# I thought you would find this interesting



## VRTT (Jun 4, 2004)

Electrolytic Rust Removal using you batter charger, works awesome








http://www.youtube.com/watch?v=R5I5WBG5HPw












_Modified by VRTT at 3:28 AM 12-20-2009_


----------



## veedubb7 (Apr 20, 2002)

*Re: I thought you would find this interesting (VRTT)*

I wonder how well that would work on wheel assembly bolts?


----------



## VRTT (Jun 4, 2004)

so far I've been able to restore a vr6 rad crossmember and a few other miscellanious items but before getting carried away on your project, hydrogen enbrittlement of the steel should be taken into consideration, apparently this weakens the steals to a degree, although you can reverse the adverse effects by cooking it in the oven. 


_Modified by VRTT at 7:18 PM 1-2-2010_


----------



## Divinitous (Oct 16, 2009)

*Re: (VRTT)*

I did this to my knuckles on the jeep.

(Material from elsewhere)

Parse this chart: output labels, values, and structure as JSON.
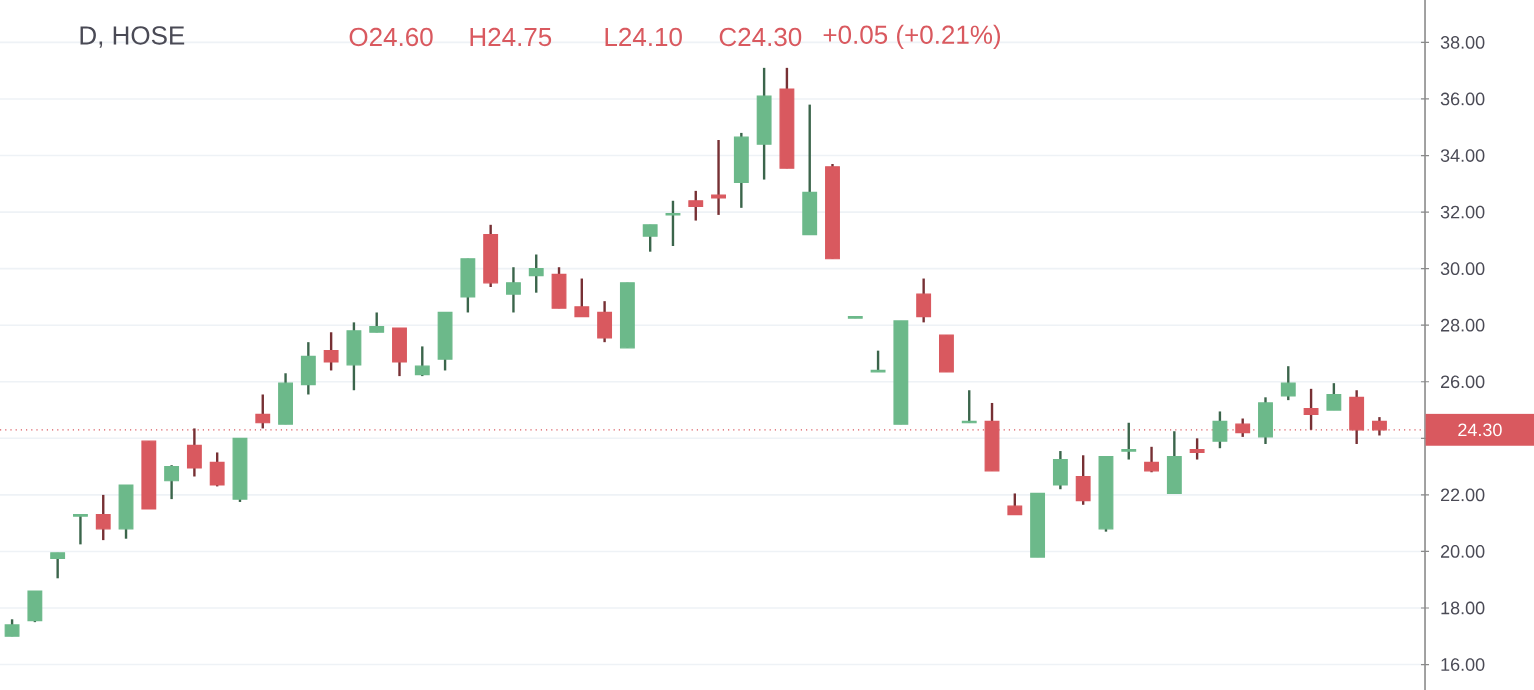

Works great, cooked them @ 350° F for an hour in the oven afterwords. So far I've bounced the jeep off of rocks, ripped a chunk off of my aluminum rim, and bent the tie-rod. Knuckles are still holding strong.
My method was a dual stainless steel sink that I found on the side of the road. Plugged up the drains and suspended the parts with some pieces of orange safety fence. Give em a good sizzle overnight. Drain the scummy water, scrub em down, cook em, and give em a coat of paint. They will rust fast, so make sure you don't forget the painting step.
Mae sure you leave it outside, the bubbles are hydrogen. You can hold a lighter to the bubbles and watch the flame get excited. And the solution does freeze, so plan accordingly.

_Modified by Divinitous at 12:16 PM 1-8-2010_


_Modified by Divinitous at 12:17 PM 1-8-2010_


----------



## VRTT (Jun 4, 2004)

I was temped by the bathtub in my house, wondering what I could fit in there, then I thought, I better not


----------



## e36rok (Jul 12, 2007)

*Re: (VRTT)*


_Quote, originally posted by *VRTT* »_this weakens the steals to a degree, although you can reverse the adverse effects by cooking it in the oven. 

_Modified by VRTT at 7:18 PM 1-2-2010_

The steel would need to get quenched and tempered, not thrown in your oven for a while.


----------



## SlamYourCupboards (Oct 16, 2009)

*Re: (e36rok)*


_Quote, originally posted by *e36rok* »_
The steel would need to get quenched and tempered, not thrown in your oven for a while.

Very true, when you heat and and let cool a piece of mild steel there is no change what so ever to the metal. When steel gets hot all of the carbon crystals line up in a straight line instead of being all bunched up, if you were to cool this steel off rapidly these crystals would stay lined up creating extreme brittleness (depending on how fast it has been cooled down). When this happens any sort of scratch or scrap on the steel becomes very stressed and usually is a place that will be prone to break.
Now, like e36rok said you need to do a quenching and tempering process to actually change the strength of the steel. In this process you will heat the steel until it is red or orange hot and then slowly submerge it in a bath (most popualraly used motor oil). Once the steel isn't red hot anymore, since it has been inside the oil, you take it out and scrape off a bit of oil. Depending on what you are doing (tempering a chisel or and center punch ect.) once you scrape off the oil you watch the steel, Different colours will start to rise up the to the tips of the item you are tempering, usually blue's and yellows. What you will be looking for is a straw yellow colour, you want to wait until this colour has reached the very tip of your piece and then you will put the steel back in the oil to fully cool it. 
You do this because the motor oil is full of carbon. In steel the higher the carbon content the strong and possibley more brittle (if this isn't done right) it will be. This ranges from mild steel, which is the most widley used to tool steel, which it gets it name from being used to make tool like chisels and punches from its high crabon contenet.


----------